Ruth Bader Ginsburg is not only one of the most famous judges in America – possibly the world. She’s also a leading voice of liberal America, with a string of victories to her name, mostly in the area of gender discrimination.
Ginsburg has already been the subject of a well-received documentary last year, RBG. Now her early years are played out in On the Basis of Sex.
We meet Ginsburg arriving at Harvard - one of the very few women allowed in those hallowed halls back in 1956, where she runs into the usual sneering sexists.
Will the future Judge Ruth Bader Ginsburg triumph over her adversaries?
Hmm, if I wanted to keep the suspense up, perhaps I shouldn’t have called her “the future Judge Ruth Bader Ginsburg”. I should have just called her Ruthy, like her husband Marty.
One slightly surprising thing about On the Basis of Sex is how important Marty – played by Armie Hammer – was in Ginsburg's life.
He was not only a staunch early feminist, but he was warm, outgoing and engaging in a way his rather serious wife was not.
Marty pushed Ginsburg to her later successes when nobody else would. But Ginsburg was the one with the intellectual fire-power – summa cum laude at university, then going on to fire up her own pupils as an academic.
The point being that, despite Ginsburg's achievements, the doors were often closed on her finding work as an actual attorney.
Playing Ruth Bader Ginsburg is Felicity Jones, who does her best in the teeth of rather unlikely casting.
Unlike the actor she replaced – Natalie Portman – she’s neither Jewish nor American.

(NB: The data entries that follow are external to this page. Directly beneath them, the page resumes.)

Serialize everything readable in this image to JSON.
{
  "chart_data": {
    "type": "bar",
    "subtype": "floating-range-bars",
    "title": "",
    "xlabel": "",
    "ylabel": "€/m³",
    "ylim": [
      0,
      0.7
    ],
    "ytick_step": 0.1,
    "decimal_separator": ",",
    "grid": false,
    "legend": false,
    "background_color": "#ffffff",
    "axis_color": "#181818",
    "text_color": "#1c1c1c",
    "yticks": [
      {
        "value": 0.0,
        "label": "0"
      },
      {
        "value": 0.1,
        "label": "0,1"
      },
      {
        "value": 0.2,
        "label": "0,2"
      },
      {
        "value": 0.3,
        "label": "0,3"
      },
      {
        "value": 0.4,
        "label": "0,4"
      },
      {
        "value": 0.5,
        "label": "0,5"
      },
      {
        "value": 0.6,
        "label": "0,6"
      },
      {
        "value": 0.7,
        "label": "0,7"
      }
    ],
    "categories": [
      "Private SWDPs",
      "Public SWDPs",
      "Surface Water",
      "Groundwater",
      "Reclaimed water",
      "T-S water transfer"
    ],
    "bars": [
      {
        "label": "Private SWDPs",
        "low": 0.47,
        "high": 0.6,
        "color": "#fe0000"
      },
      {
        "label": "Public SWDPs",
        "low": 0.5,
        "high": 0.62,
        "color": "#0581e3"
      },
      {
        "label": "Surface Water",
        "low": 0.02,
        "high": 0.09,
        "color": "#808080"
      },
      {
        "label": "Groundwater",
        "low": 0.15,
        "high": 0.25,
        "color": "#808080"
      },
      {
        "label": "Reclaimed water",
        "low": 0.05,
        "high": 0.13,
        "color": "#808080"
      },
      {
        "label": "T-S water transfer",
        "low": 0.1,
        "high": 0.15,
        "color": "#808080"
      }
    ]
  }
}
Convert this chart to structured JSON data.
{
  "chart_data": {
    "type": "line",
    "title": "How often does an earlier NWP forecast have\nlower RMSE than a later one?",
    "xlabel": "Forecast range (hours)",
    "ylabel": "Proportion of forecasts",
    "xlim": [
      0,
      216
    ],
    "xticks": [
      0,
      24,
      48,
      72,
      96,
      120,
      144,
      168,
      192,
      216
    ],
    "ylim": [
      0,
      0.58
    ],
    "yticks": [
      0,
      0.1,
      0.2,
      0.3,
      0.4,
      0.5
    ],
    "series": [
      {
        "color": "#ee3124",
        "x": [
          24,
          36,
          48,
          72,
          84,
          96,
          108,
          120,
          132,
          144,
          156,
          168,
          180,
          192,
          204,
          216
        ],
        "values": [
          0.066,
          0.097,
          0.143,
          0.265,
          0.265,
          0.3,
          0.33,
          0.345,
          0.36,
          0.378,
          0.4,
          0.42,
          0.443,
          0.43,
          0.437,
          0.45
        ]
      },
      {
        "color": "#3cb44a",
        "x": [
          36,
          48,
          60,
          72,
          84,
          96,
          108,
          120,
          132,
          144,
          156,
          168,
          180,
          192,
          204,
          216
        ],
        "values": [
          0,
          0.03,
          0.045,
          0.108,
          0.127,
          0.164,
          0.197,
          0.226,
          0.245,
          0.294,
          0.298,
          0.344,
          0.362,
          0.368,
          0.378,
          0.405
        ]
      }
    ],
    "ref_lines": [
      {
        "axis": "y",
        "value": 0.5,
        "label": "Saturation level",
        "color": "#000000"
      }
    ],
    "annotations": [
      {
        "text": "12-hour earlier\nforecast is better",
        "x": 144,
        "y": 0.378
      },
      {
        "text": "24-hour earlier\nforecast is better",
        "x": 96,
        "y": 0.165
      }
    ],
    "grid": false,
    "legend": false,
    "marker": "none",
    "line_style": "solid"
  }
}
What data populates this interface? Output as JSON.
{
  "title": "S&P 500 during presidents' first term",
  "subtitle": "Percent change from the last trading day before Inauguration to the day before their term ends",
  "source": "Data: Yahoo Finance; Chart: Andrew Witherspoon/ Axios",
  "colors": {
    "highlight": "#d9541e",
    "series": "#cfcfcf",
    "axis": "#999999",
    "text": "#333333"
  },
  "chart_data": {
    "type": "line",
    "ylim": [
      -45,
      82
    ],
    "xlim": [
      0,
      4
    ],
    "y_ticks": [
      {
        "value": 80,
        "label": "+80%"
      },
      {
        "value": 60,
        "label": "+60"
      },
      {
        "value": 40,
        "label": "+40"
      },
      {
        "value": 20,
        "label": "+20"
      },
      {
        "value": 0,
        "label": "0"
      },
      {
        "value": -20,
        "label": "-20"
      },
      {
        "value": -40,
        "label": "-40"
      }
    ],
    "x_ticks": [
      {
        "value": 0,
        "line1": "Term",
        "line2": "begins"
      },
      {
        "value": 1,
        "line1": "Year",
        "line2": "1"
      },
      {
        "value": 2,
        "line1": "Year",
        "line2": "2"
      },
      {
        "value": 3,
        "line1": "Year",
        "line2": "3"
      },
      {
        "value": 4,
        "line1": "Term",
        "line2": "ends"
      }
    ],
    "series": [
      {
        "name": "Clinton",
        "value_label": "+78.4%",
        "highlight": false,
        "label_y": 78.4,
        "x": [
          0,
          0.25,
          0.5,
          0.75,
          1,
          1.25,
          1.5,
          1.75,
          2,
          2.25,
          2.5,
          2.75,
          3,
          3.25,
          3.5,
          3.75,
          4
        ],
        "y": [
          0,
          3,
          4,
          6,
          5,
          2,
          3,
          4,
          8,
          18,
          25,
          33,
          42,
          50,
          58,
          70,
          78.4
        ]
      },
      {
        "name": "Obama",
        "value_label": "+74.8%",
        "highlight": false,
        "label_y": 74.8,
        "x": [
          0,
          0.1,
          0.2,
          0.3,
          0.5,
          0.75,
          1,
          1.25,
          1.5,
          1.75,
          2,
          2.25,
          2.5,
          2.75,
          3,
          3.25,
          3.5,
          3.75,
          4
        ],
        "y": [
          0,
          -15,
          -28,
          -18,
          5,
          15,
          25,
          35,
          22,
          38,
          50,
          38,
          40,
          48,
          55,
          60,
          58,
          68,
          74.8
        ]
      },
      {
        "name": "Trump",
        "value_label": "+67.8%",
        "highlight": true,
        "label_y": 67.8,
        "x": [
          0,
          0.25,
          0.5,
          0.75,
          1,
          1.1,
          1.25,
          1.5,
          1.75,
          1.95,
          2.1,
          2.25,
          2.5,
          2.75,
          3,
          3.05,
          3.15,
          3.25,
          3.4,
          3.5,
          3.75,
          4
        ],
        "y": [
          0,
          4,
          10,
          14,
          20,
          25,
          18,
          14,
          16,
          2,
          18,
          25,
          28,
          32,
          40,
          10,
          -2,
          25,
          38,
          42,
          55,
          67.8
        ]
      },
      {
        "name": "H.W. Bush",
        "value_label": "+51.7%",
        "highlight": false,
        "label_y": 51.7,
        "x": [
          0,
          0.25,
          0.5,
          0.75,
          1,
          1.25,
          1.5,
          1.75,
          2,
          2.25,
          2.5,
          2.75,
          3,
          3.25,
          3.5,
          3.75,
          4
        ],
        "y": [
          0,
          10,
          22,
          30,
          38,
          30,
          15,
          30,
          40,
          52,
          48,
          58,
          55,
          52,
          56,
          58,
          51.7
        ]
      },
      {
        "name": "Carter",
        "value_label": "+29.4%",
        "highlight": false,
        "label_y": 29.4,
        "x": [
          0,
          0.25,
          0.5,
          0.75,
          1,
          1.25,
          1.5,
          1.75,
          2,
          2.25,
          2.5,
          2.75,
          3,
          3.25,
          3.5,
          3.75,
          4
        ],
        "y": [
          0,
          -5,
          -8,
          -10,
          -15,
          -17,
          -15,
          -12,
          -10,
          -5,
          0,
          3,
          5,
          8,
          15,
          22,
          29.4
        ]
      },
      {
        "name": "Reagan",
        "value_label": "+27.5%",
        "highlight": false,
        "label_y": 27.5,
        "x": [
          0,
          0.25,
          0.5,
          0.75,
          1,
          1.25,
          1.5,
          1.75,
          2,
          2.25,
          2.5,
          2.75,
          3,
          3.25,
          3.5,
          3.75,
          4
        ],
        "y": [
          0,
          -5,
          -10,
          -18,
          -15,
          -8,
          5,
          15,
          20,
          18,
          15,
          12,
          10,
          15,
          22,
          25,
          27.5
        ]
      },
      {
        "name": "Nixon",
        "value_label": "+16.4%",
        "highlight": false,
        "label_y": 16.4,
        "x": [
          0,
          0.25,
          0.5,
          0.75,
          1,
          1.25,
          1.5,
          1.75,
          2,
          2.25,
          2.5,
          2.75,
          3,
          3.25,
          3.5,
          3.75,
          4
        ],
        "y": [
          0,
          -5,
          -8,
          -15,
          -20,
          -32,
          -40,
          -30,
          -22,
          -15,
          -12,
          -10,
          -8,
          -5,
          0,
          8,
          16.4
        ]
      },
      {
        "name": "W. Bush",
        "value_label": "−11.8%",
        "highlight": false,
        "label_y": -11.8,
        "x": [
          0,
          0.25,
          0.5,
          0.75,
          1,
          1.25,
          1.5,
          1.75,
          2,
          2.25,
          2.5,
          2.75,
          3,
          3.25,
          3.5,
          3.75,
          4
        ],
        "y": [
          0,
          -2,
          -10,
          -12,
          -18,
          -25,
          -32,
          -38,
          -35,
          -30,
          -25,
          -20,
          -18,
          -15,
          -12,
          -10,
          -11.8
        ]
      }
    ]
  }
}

And despite her efforts, it’s hard to see her as a driven intellectual, out to right 200 years of American wrongs.
On the Basis of Sex isn’t so much a story as a legal argument, ticking off its points - first the discrimination Ginsburg faced at Harvard, then trying to topple the myriad unfair laws standing in the way of women’s civil rights in the Sixties and Seventies.
The narrative doesn’t rest on a single barnstorming legal case where Ginsburg triumphs over the patriarchy.
The turning point occurs when Ginsburg and Marty take advantage of a legal loophole, featuring an unexpected target of discrimination.
Since most of us are aware that many of the laws discriminating against women have been overturned – on paper, if not always in practice – the conclusion of On the Basis of Sex is a little foregone.
Director Mimi Leder and her attractive cast are therefore not asking “Did it happen?” but “How did it happen?”
And often the “hows” are rather abstruse points of law, turning on whether the male care-giver had married before, and the precise wording of the Constitution.
On the Basis of Sex is a worthy rendition of the early struggles of an important American figure. But it’s an account rather than a story. And the place for an account is usually in a documentary.